Em Dezembro, Osman Arbab*, 24 anos, e o seu irmão mais novo estavam num autocarro nos arredores de Atbara, no Sudão, quando a inteligência militar o parou e perguntou quais dos passageiros eram de Darfur ou do Cordofão.

Os dois homens são originários do Cordofão, apesar de não viverem lá há anos, e encontraram-se amontoados com todos os outros jovens no autocarro que eram dos dois locais.

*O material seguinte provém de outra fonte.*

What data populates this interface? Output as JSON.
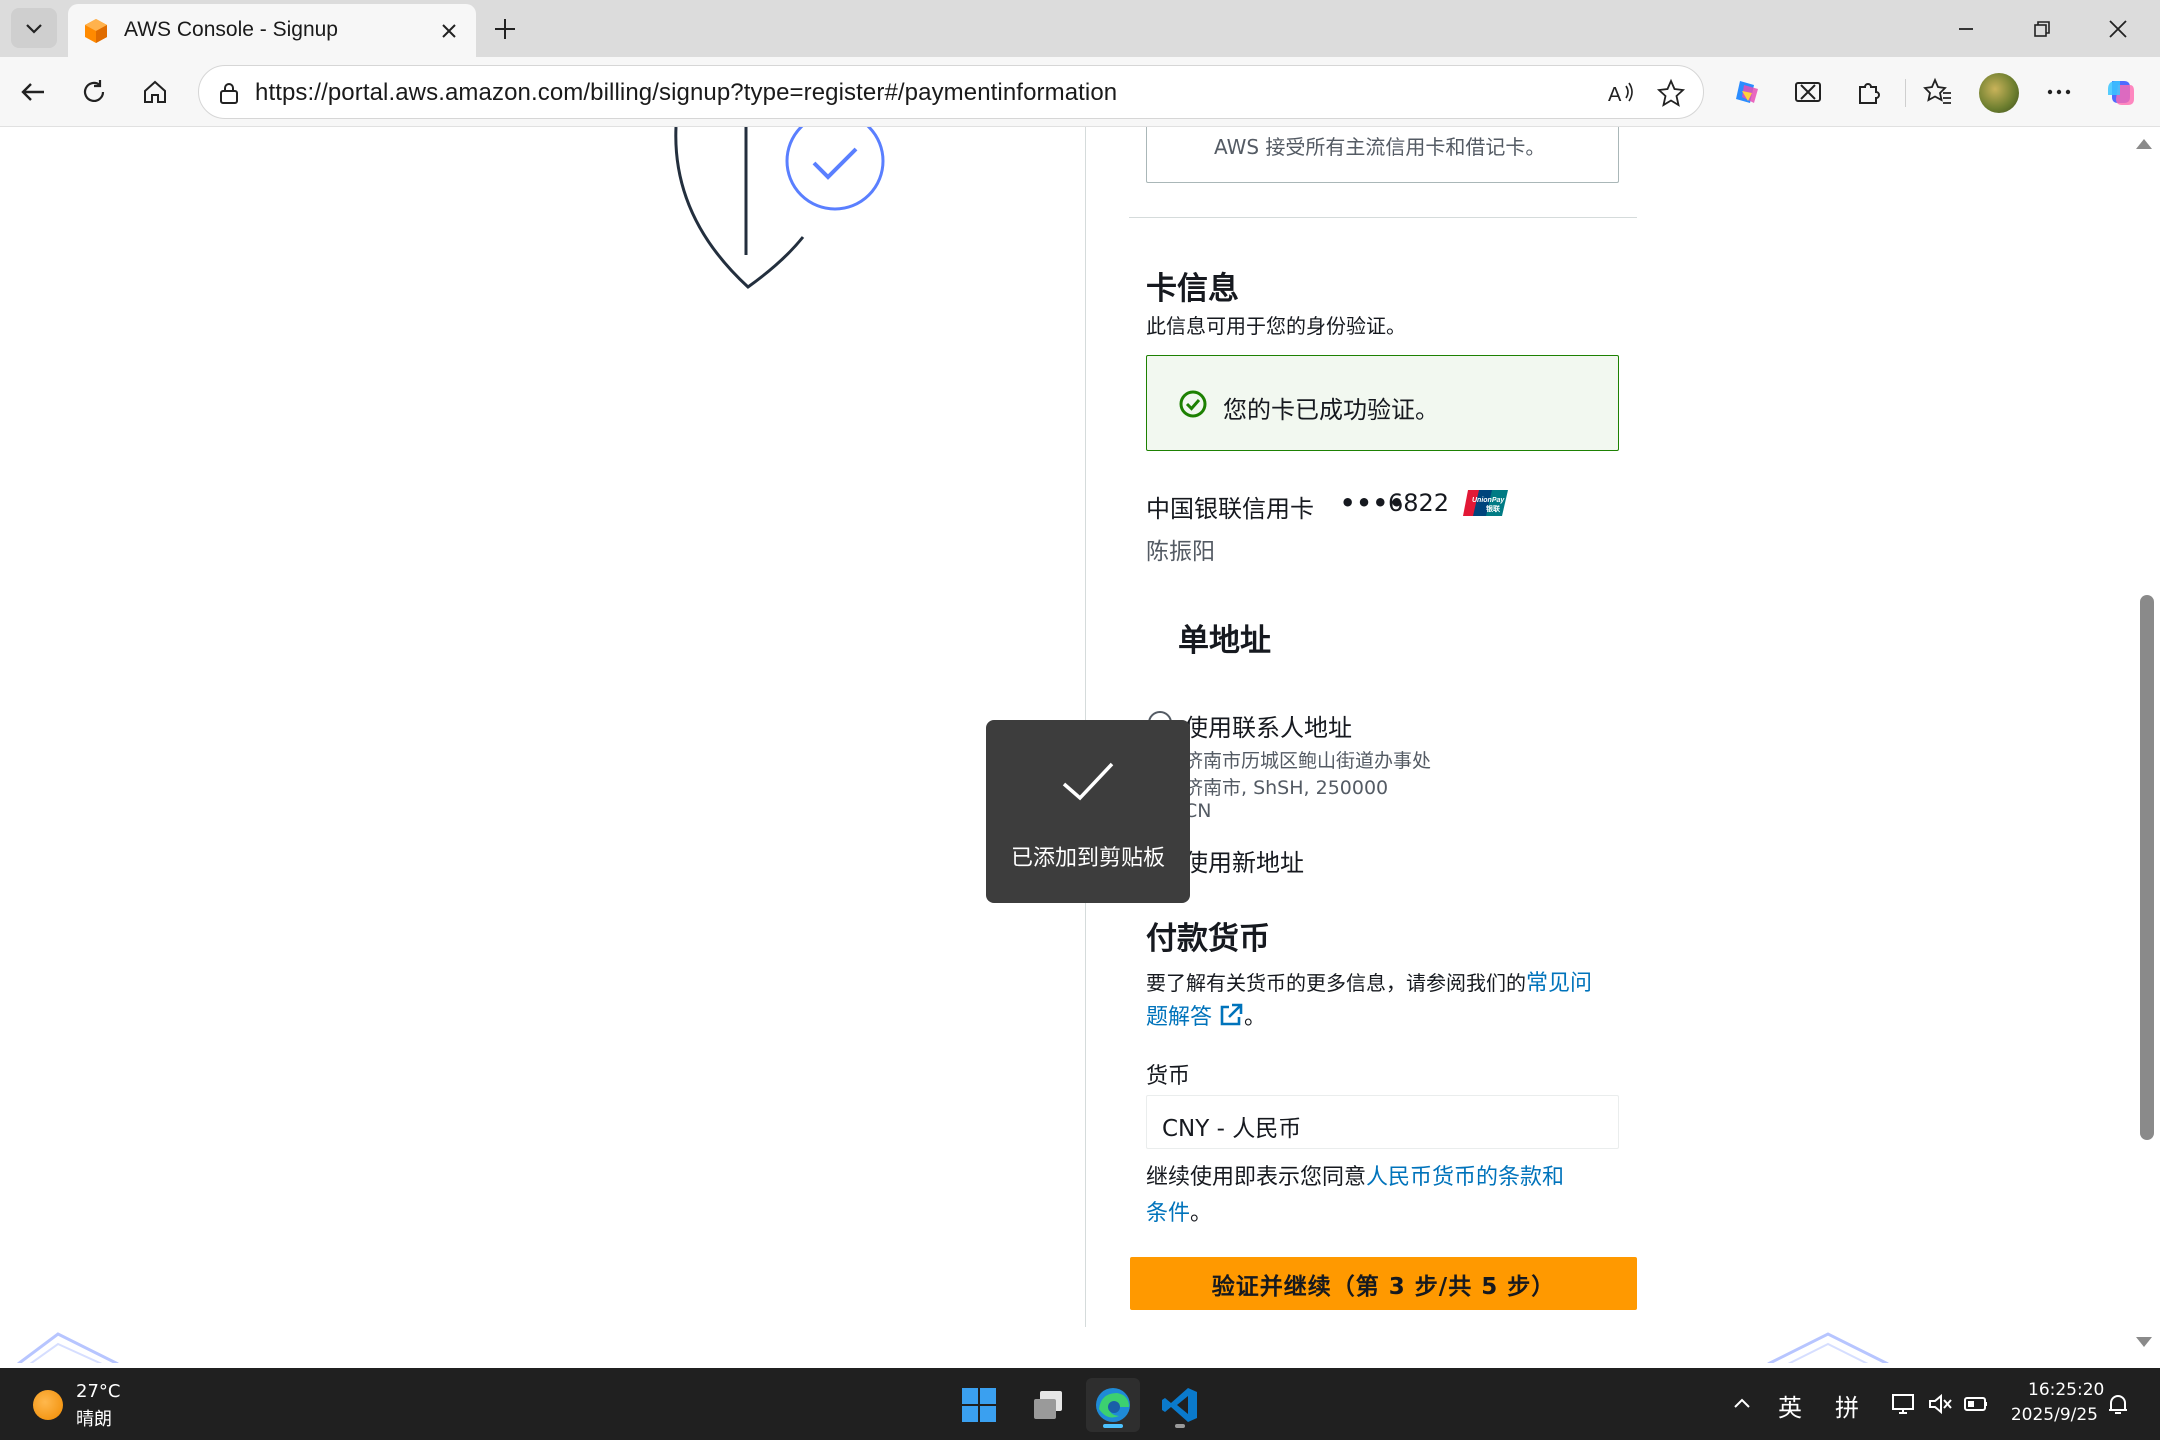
{
  "browser": {
    "tab_title": "AWS Console - Signup",
    "url": "https://portal.aws.amazon.com/billing/signup?type=register#/paymentinformation",
    "icons": [
      "tab-actions-icon",
      "aws-favicon-icon",
      "close-tab-icon",
      "new-tab-icon",
      "minimize-icon",
      "restore-icon",
      "close-window-icon",
      "back-icon",
      "refresh-icon",
      "home-icon",
      "lock-icon",
      "read-aloud-icon",
      "favorite-star-icon",
      "copilot-icon",
      "screenshot-icon",
      "extensions-icon",
      "favorites-icon",
      "profile-avatar",
      "more-icon",
      "edge-copilot-icon"
    ]
  },
  "page": {
    "previous_box_text": "AWS 接受所有主流信用卡和借记卡。",
    "card_info": {
      "heading": "卡信息",
      "subtitle": "此信息可用于您的身份验证。",
      "success_message": "您的卡已成功验证。",
      "card_type": "中国银联信用卡",
      "card_mask": "••••",
      "card_last4": "6822",
      "card_holder": "陈振阳",
      "brand_logo": "unionpay-logo"
    },
    "billing_address": {
      "heading": "单地址",
      "use_contact_label": "使用联系人地址",
      "address_line1": "济南市历城区鲍山街道办事处",
      "address_line2": "济南市, ShSH, 250000",
      "address_line3": "CN",
      "use_new_label": "使用新地址"
    },
    "currency": {
      "heading": "付款货币",
      "info_prefix": "要了解有关货币的更多信息，请参阅我们的",
      "info_link_part1": "常见问",
      "info_link_part2": "题解答",
      "info_suffix": "。",
      "field_label": "货币",
      "selected_value": "CNY - 人民币",
      "terms_prefix": "继续使用即表示您同意",
      "terms_link_part1": "人民币货币的条款和",
      "terms_link_part2": "条件",
      "terms_suffix": "。"
    },
    "continue_button": "验证并继续（第 3 步/共 5 步）",
    "toast": "已添加到剪贴板"
  },
  "taskbar": {
    "temperature": "27°C",
    "condition": "晴朗",
    "apps": [
      "windows-start-icon",
      "task-view-icon",
      "edge-browser-icon",
      "vscode-icon"
    ],
    "ime_lang": "英",
    "ime_mode": "拼",
    "time": "16:25:20",
    "date": "2025/9/25"
  },
  "colors": {
    "primary_button": "#ff9900",
    "link": "#0073bb",
    "success_border": "#1d8102",
    "success_bg": "#f2f8f0",
    "toast_bg": "#3d3d3d"
  }
}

Os oficiais da inteligência militar contaram-lhes que foram acusados ​​de espionagem para o grupo paramilitar Forças de Apoio Rápido (RSF) e levaram-nos para uma instalação em Atbara, no nordeste do Sudão.

Durante seis dias, Arbab e seu irmão foram espancados com paus para tentar extrair-lhes confissões. Eles seriam acolhidos juntos para que cada homem pudesse ver e ouvir o que estava acontecendo com seu irmão.

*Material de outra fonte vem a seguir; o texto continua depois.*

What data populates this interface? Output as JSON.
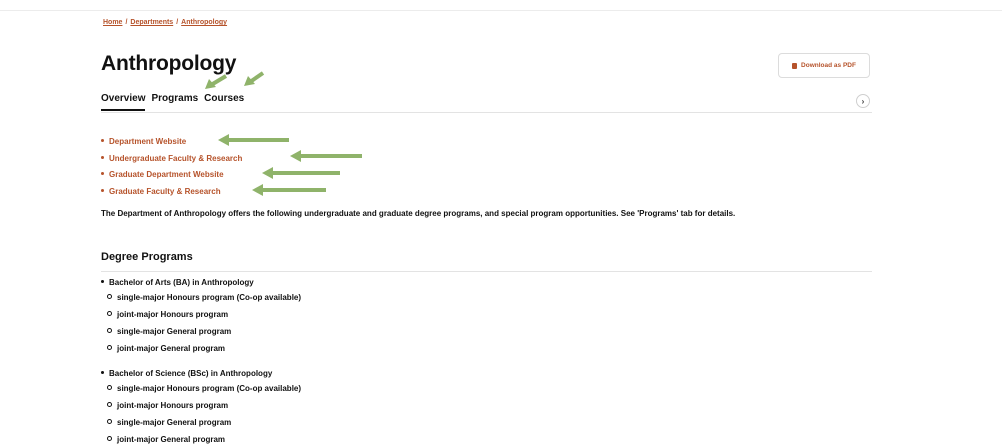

Quando os bastões não funcionaram, os interrogadores do sétimo dia os conectaram a cabos elétricos e começaram a aplicar choques neles.

Arbab se lembra de ter visto seu irmão gritar, impotente para fazer qualquer coisa por ele.

‘Não vamos conseguir sair’

“Meu irmão (tem diabetes) e lembro-me de pensar que não conseguiríamos sair daqui”, disse Arbab à Al Jazeera.

“Eu estava pensando: ‘Meu irmão vai morrer. … Eles vão nos matar.’”

Famílias escapando da violência em Ardamata, Darfur Ocidental, cruzam para Adre, Chade, em 7 de novembro de 2023. Sobreviventes contaram sobre execuções e saques, que disseram ter sido realizados pela RSF e milícias aliadas (El Tayeb Siddig/Reuters)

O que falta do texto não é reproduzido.